メディカルインタビュー 産科・婦人科編

身近な食べ物に潜むリステリア菌は、妊婦が感染すると、周産期リステリア症を引き起こすことがあるそう。詳しい話を聞きました。

ーそもそも、リステリア菌とは。

牛島 自然界の至る所に存在する菌で、食品ではナチュラルチーズや生肉、スモークサーモンなどの中に潜んでいます。菌に侵された食品を食べてもほとんど発病しませんが、免疫力が低い妊婦さんは通常より20倍も感染リスクが高く、周産期リステリア症を発症しやすくなります。

ー症状について教えてください。

牛島 オーストラリアでは最近、メロンを食べて感染した7人が死亡しています。最初は、風邪やインフルエンザに似た体のだるさ、発熱、頭痛、嘔吐(おうと)などが現れます。悪化すると髄膜炎を起こし、けいれん、意識障害、脳神経障害に襲われ、後遺症が残ることもあります。お母さんは症状が比較的軽いことが多いといわれますが、赤ちゃんは違います。
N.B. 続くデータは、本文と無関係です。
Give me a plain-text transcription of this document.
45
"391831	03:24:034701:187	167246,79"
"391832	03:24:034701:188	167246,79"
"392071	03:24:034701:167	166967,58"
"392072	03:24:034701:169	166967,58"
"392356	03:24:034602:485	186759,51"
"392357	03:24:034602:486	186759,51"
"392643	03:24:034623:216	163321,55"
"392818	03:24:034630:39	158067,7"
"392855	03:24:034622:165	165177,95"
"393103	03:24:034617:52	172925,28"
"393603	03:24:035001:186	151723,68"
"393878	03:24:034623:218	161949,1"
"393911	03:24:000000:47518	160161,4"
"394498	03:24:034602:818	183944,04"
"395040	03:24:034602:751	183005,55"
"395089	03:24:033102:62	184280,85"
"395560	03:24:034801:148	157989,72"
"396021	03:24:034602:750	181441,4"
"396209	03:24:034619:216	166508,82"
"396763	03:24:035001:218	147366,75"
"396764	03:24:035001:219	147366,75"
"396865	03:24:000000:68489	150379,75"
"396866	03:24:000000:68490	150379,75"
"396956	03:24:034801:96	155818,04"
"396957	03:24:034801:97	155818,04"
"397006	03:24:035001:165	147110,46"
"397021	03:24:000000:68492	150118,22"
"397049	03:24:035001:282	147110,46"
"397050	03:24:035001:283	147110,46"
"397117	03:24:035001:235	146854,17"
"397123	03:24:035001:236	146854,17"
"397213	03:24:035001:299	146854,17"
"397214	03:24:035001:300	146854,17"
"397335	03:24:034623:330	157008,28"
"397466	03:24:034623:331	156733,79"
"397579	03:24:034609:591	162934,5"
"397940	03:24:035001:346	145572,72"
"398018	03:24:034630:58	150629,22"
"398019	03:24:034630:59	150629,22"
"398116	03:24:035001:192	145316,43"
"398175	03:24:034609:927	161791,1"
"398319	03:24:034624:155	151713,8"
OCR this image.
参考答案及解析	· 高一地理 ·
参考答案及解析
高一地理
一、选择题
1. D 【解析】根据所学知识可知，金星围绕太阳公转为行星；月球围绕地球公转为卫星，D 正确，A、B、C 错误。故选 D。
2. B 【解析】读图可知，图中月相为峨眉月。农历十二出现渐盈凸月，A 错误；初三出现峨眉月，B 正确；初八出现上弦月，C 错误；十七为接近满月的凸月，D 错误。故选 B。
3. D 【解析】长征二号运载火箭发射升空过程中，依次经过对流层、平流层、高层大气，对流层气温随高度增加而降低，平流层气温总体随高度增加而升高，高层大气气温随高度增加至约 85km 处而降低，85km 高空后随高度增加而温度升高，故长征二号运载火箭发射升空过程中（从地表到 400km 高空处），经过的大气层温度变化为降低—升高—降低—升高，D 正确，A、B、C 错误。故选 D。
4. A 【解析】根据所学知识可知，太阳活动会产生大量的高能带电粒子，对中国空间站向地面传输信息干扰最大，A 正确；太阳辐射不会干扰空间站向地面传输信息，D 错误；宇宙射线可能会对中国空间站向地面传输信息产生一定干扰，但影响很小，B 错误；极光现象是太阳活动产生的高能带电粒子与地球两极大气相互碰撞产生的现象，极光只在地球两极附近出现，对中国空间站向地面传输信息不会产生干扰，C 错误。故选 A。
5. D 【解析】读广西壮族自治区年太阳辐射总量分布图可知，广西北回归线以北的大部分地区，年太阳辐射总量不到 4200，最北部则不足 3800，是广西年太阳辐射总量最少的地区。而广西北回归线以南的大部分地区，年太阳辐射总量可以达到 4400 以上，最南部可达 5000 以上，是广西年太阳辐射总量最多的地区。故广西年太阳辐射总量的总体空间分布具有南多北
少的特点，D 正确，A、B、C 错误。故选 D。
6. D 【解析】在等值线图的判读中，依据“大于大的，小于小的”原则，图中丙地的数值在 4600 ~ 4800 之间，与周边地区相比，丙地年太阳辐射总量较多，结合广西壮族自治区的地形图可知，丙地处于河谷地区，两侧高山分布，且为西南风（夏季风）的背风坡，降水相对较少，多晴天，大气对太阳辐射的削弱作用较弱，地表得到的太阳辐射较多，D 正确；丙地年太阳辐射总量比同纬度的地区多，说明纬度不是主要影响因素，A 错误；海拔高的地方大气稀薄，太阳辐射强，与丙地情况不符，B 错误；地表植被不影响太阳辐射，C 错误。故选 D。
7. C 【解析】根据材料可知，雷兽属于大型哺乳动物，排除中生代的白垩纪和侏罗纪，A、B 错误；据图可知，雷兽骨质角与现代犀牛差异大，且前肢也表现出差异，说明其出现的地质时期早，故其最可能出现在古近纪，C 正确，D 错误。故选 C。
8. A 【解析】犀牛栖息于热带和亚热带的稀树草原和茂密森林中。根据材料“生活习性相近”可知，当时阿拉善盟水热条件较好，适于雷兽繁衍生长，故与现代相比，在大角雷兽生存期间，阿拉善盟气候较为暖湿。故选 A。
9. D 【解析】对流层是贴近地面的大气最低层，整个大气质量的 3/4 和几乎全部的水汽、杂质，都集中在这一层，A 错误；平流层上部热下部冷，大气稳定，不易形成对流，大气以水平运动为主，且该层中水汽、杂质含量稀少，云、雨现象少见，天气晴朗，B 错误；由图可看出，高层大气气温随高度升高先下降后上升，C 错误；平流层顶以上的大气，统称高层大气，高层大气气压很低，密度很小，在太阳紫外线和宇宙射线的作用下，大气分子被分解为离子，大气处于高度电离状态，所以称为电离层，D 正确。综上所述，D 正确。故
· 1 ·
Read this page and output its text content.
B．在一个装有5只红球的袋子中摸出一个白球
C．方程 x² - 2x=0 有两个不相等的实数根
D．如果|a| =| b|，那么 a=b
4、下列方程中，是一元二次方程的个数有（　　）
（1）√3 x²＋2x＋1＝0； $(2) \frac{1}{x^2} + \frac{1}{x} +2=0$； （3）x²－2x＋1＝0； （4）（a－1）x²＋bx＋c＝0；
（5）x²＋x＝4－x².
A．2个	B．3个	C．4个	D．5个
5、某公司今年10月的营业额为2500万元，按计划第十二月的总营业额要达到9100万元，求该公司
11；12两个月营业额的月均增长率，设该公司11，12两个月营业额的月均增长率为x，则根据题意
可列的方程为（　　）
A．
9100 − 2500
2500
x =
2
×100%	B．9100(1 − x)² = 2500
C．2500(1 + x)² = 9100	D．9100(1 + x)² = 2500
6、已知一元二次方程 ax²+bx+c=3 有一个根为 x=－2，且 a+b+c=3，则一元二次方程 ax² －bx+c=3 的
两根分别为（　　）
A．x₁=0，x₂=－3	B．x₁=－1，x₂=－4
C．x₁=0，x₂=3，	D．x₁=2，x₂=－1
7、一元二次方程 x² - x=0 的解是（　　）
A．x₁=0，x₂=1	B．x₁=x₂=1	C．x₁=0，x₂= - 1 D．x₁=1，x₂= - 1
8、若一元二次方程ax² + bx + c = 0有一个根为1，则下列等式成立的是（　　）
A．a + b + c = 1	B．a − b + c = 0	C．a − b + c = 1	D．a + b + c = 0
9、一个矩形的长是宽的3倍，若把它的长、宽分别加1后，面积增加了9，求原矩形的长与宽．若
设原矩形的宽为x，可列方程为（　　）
早産・流産・死産の確率が上がり、おなかの中では胎児敗血症、生まれてからは新生児髄膜炎・新生児敗血症にかかる原因となり、命に関わる場合もあります。治療には抗生物質を使い、特にペニシリン系のアンピシリンが有効です。妊娠中でも服用でき、ちなみに妊娠していない方は、ゲンタマイシンなどとの併用が効果的です。

うしじまクリニック院長 牛島 英隆氏

ー感染を予防する方法は。

牛島 ワクチンはありませんが、リステリア菌は熱で死滅します。肉・魚のほか、野菜もできるだけ火を通し、生で食べる場合は流水でよく洗いましょう。また、冷蔵庫に長く保存している物は菌が増殖している恐れがあります。冷蔵庫を過信せず、期限切れの食品は廃棄しましょう。もし風邪のような症状が現れたら、早めに専門医に相談してください。